HD, 4K, 8K, 16K? The evolution of the visual component in entertainment media seems to be rapid, but what about audio? The MPEG-H audio format, also known as Next Generation Audio (NGA), is revolutionizing the way we perceive audio content. It enables immersive 3D sound and enhanced audio quality for an immersive listening experience. Next Generation Audio is a catchy name given to the latest auditory evolution in broadcasting and streaming.
Next Generation Audio should not only provide consumers with immersive listening experiences but should also offer interaction possibilities. That sounds very promising, so what’s behind it?
The DVB consortium decided to support the two formats Dolby AC-4 and MPEG-H. These are both audio formats that support multi-channel and object-based content and also make do with comparatively low bandwidth. With the advent of immersive audio production technologies, content creators gain more creative freedom to shape the way sound elements are woven together, much like a composer in a symphony. The big advantage of object-based audio is its channel independence since the rendering is only done in the playback system of the end-user. Systems that support Next Generation Audio must, therefore, have an appropriate decoder installed. This promises a constantly optimized audio playback.
What about interaction? The magic word here is: meta data. As already mentioned, rendering takes place in the playback system. The audio definition model (ADM) serves as a framework for next generation audio content, allowing for the intricate manipulation of sound elements during immersive audio production. With the help of metadata, audio systems can offer personalized listening experiences. Information about positions of audio objects and interaction parameters allow viewers to create their own sound mix. So how does the decoder know what the mix should sound like? That’s right, through meta-data. This is transmitted as a separate track and contains information about volume ratios, positions of audio objects, and interaction parameters.
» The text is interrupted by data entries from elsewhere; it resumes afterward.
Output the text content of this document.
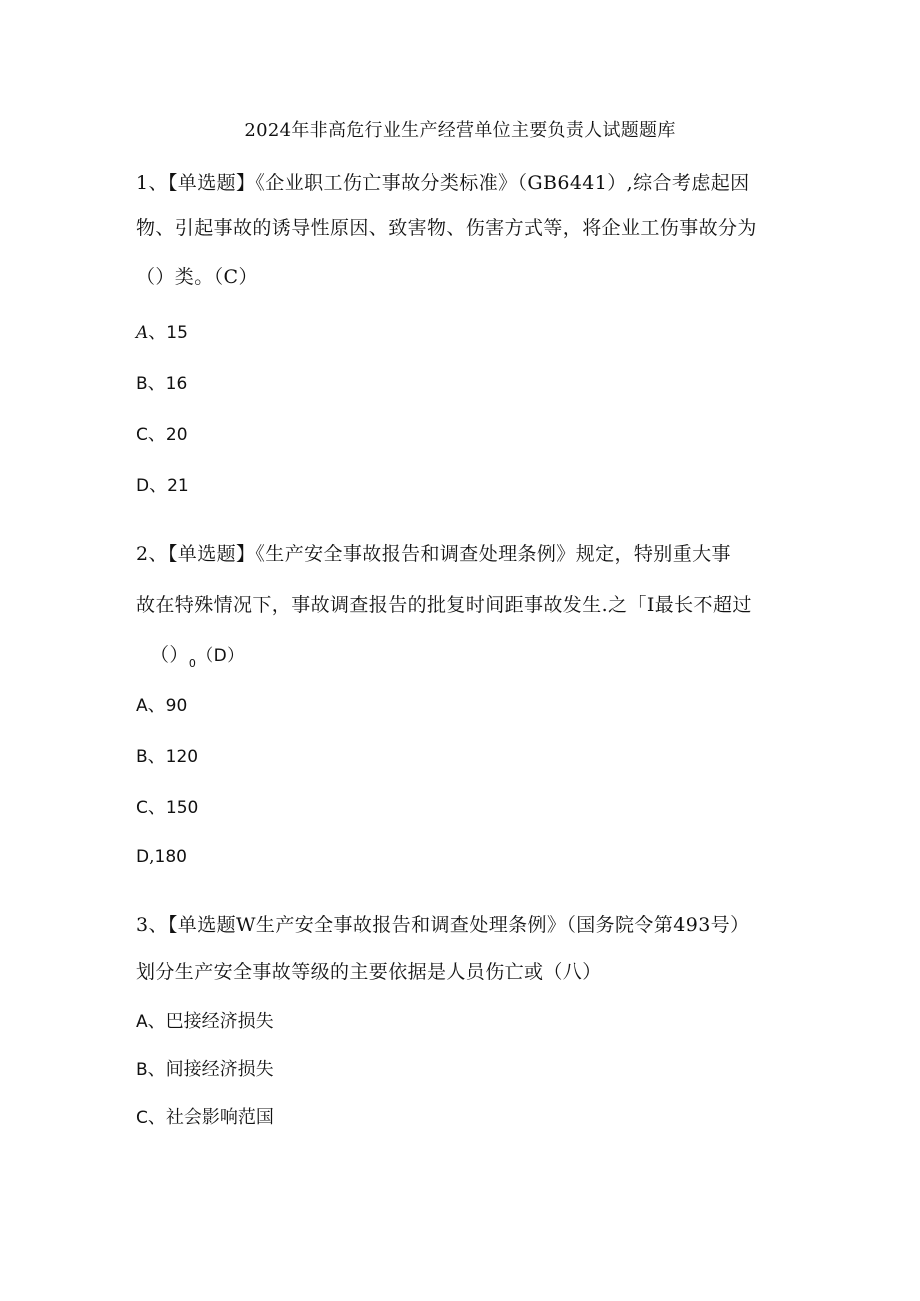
2024年非高危行业生产经营单位主要负责人试题题库
1、【单选题】《企业职工伤亡事故分类标准》（GB6441）,综合考虑起因
物、引起事故的诱导性原因、致害物、伤害方式等，将企业工伤事故分为
（）类。（C）
A、15
B、16
C、20
D、21
2、【单选题】《生产安全事故报告和调查处理条例》规定，特别重大事
故在特殊情况下，事故调查报告的批复时间距事故发生.之「I最长不超过
$()_0(D)$
A、90
B、120
C、150
D,180
3、【单选题W生产安全事故报告和调查处理条例》（国务院令第493号）
划分生产安全事故等级的主要依据是人员伤亡或（八）
A、巴接经济损失
B、间接经济损失
C、社会影响范国
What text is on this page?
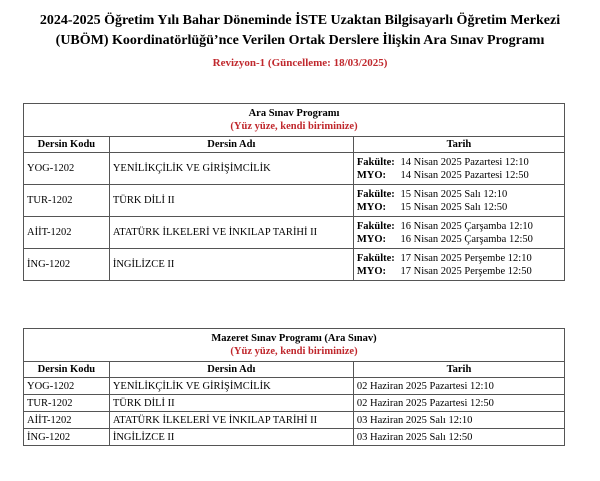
2024-2025 Öğretim Yılı Bahar Döneminde İSTE Uzaktan Bilgisayarlı Öğretim Merkezi
(UBÖM) Koordinatörlüğü’nce Verilen Ortak Derslere İlişkin Ara Sınav Programı
Revizyon-1 (Güncelleme: 18/03/2025)
Ara Sınav Programı
(Yüz yüze, kendi biriminize)		

Dersin Kodu	Dersin Adı	Tarih
YOG-1202	YENİLİKÇİLİK VE GİRİŞİMCİLİK	Fakülte: 14 Nisan 2025 Pazartesi 12:10
MYO: 14 Nisan 2025 Pazartesi 12:50

TUR-1202	TÜRK DİLİ II	Fakülte: 15 Nisan 2025 Salı 12:10
MYO: 15 Nisan 2025 Salı 12:50

AİİT-1202	ATATÜRK İLKELERİ VE İNKILAP TARİHİ II	Fakülte: 16 Nisan 2025 Çarşamba 12:10
MYO: 16 Nisan 2025 Çarşamba 12:50

İNG-1202	İNGİLİZCE II	Fakülte: 17 Nisan 2025 Perşembe 12:10
MYO: 17 Nisan 2025 Perşembe 12:50
Mazeret Sınav Programı (Ara Sınav)
(Yüz yüze, kendi biriminize)		

Dersin Kodu	Dersin Adı	Tarih
YOG-1202	YENİLİKÇİLİK VE GİRİŞİMCİLİK	02 Haziran 2025 Pazartesi 12:10
TUR-1202	TÜRK DİLİ II	02 Haziran 2025 Pazartesi 12:50
AİİT-1202	ATATÜRK İLKELERİ VE İNKILAP TARİHİ II	03 Haziran 2025 Salı 12:10
İNG-1202	İNGİLİZCE II	03 Haziran 2025 Salı 12:50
Besides mixing, the producer can set parameters to determine to what extent interactions are possible later during playback. In practice, these are usually volume ratios that can be controlled, or the selection of different presets. For example, different languages or voice amplification for people with hearing loss. Theoretically, however, as a producer, you could sound out the possibilities and let intervene in all conceivable parameters during playback. An interesting idea which in turn raises interesting questions.
If you think briefly about the theoretical possibilities of interaction, it quickly becomes clear that it is probably not always sensible to give the consumer so much freedom. Think for example of the news or political broadcasts in general. Here, too much individualization would probably be counterproductive or almost manipulative, if certain persons could simply be muted. In other words, how you deal and will deal with Next Generation Audio depends on the content. Also, the question then arises as to whether and how television broadcasts, for example, will develop. The potential for new broadcasting concepts is definitely there!
Establishing these new freedoms could prove to be difficult, as users are not necessarily used to being able to intervene in the mix of a broadcast. Moreover, these possibilities are likely to appeal only to a technology-oriented clientele and will probably pass most of the masses without any concern. Who knows, maybe broadcasts optimized for Next Generation Audio could help to ensure that the interaction possibilities are not only registered by people but also actively accepted.
The effects of these possibilities on the production side are also exciting, as the mixer has to say goodbye to delivering a mix set in stone. Pessimistically seen one releases a mix that probably won’t be the personally preferred optimum because one leaves its completion to the consumer. Optimistically seen it is, however, a new challenge for him to explore and try out new things, and that is exciting.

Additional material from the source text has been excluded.